Ricas Castas

Receber bem passa não só pela nossa hospitalidade e simpatia, mas muito pela mesa. E o vinho português é motivo de grande orgulho. As nossas variedades autóctones fazem da produção nacional um caso único, diferenciando os nossos vinhos dos restantes países do mundo. Sabiamente combinadas ou utilizadas isoladamente para vinhos monovarietais, as nossas castas exprimem grande originalidade e carácter.

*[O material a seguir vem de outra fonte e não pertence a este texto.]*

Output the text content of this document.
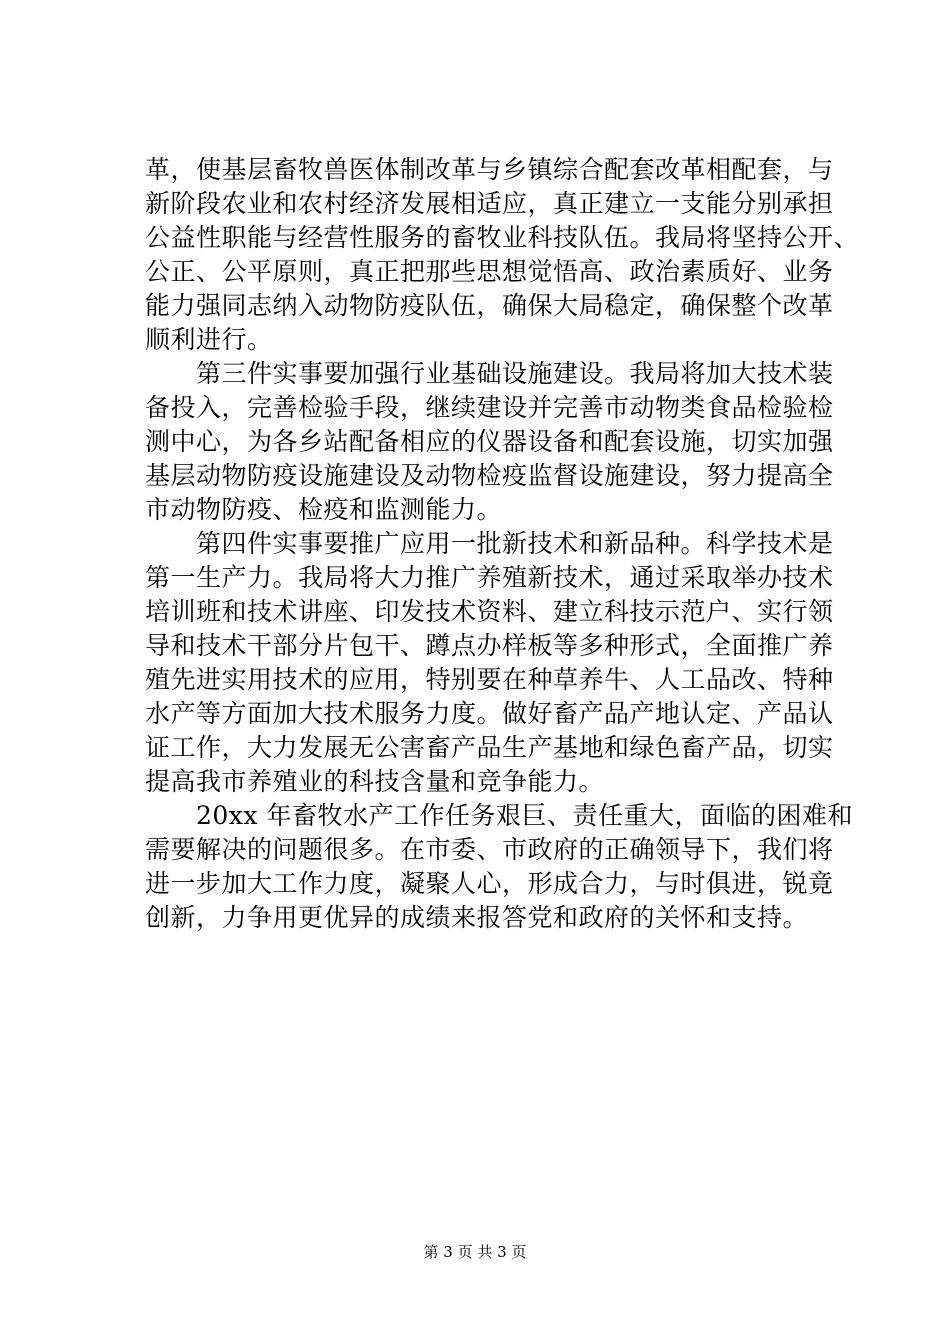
革，使基层畜牧兽医体制改革与乡镇综合配套改革相配套，与
新阶段农业和农村经济发展相适应，真正建立一支能分别承担
公益性职能与经营性服务的畜牧业科技队伍。我局将坚持公开、
公正、公平原则，真正把那些思想觉悟高、政治素质好、业务
能力强同志纳入动物防疫队伍，确保大局稳定，确保整个改革
顺利进行。
　　第三件实事要加强行业基础设施建设。我局将加大技术装
备投入，完善检验手段，继续建设并完善市动物类食品检验检
测中心，为各乡站配备相应的仪器设备和配套设施，切实加强
基层动物防疫设施建设及动物检疫监督设施建设，努力提高全
市动物防疫、检疫和监测能力。
　　第四件实事要推广应用一批新技术和新品种。科学技术是
第一生产力。我局将大力推广养殖新技术，通过采取举办技术
培训班和技术讲座、印发技术资料、建立科技示范户、实行领
导和技术干部分片包干、蹲点办样板等多种形式，全面推广养
殖先进实用技术的应用，特别要在种草养牛、人工品改、特种
水产等方面加大技术服务力度。做好畜产品产地认定、产品认
证工作，大力发展无公害畜产品生产基地和绿色畜产品，切实
提高我市养殖业的科技含量和竞争能力。
　　20xx 年畜牧水产工作任务艰巨、责任重大，面临的困难和
需要解决的问题很多。在市委、市政府的正确领导下，我们将
进一步加大工作力度，凝聚人心，形成合力，与时俱进，锐竟
创新，力争用更优异的成绩来报答党和政府的关怀和支持。
第 3 页 共 3 页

Em Portugal existem mais de 250 castas e, segundo os investigadores, há ainda muitas mais por catalogar. Logicamente, nem todas são utilizadas, mas todas elas têm um passado, e nunca se sabe se voltarão a ter futuro. Nos últimos anos, já muito se escreveu sobre as mesmas, mas muito trabalho está ainda por realizar perante tamanha riqueza ampelográfica. Mesmo assim, o que é certo é que as castas portuguesas constituem uma enorme vantagem competitiva para o sector vitivinícola a nível mundial pela sua diferenciação. Eis algumas das mais utilizadas no vinho português.     

Castas Brancas

Alvarinho

Considerada a mais nobre casta da Região Demarcada dos Vinhos Verdes, é cultivada principalmente na sub-região de Monção, onde exprime todo o seu potencial. É, também, uma das castas brancas mais cultivadas em Portugal. A modernização das práticas vitivinícolas veio permitir produções mais equilibradas e a revelação de toda a riqueza enológica da Alvarinho, um facto que a faz concorrer actualmente com as grandes castas brancas a nível mundial. Dá origem a um vinho aromático, de onde se destacam os frutos tropicais e notas florais. Possui excelente acidez, estrutura e boa capacidade de envelhecimento.

Arinto (Pedernã)

A Arinto encontra-se dispersa pelo território português, com especial incidência em Bucelas, onde é a principal casta cultivada. É outra das melhores castas brancas nacionais, de elevada acidez, capaz de produzir vinhos com muito boa aptidão para envelhecer. Esta acidez natural confere aos vinhos frescura de boca e intensidade aromática, marcada por frutos citrinos. Outras regiões onde se encontra cultivada: Vinhos Verdes (onde é mais conhecida como Pedernã), Bairrada, Beiras, Estremadura, Ribatejo, Península de Setúbal, Algarve e Açores.

Fernão Pires (Maria Gomes)

Esta é uma das castas mais antigas e encepadas de Portugal, estando presente em regiões como a Bairrada, Lisboa, Tejo, Península de Setúbal, Trás-os-Montes, Beiras e Açores. Esta videira produz uvas particularmente aromáticas, capazes de proporcionar vinhos de forte personalidade. O seu forte e complexo aroma lembra frutos citrinos como a laranja e flores como a mimosa, tília, laranjeira ou loureiro. A casta também é conhecida por Gaeiro no Oeste, Maria Gomes na Bairrada e Molinho em Setúbal. 

Castas Tintas

Aragonês (Tinta Roriz)

Esta casta está espalhada por todo o território português, com especial incidência no Alentejo, Dão e Douro. Nestas duas últimas regiões é conhecida por Tinta Roriz. Será a partir de 1800 que surgem as denominações de Aragonês, Aragonês da Terra e Aragonês de Elvas. Em Espanha, chama-se Tempranillo. Os vinhos que resultam desta casta são ricos em cor e de aroma intenso a lembrar frutos e flores silvestres e especiarias. No paladar são encorpados e macios.

Touriga Nacional

A Touriga Nacional é a casta mais divulgada além-fronteiras, começando a ocupar cada vez mais espaço nas produções europeias, australianas e californianas. Embora presente em todo o território nacional, a sua casa é no Douro e no Dão, onde alcança melhores resultados. Desta casta obtém-se um vinho de grande qualidade, de cor retinta, com teor alcoólico e acidez elevados. Os seus aromas lembram caruma de pinheiro, flores e frutos silvestres. Na boca é encorpado, persistente, taninoso e frutado. Envelhece com elegância e nobreza, evidenciando aromas e sabores aveludados.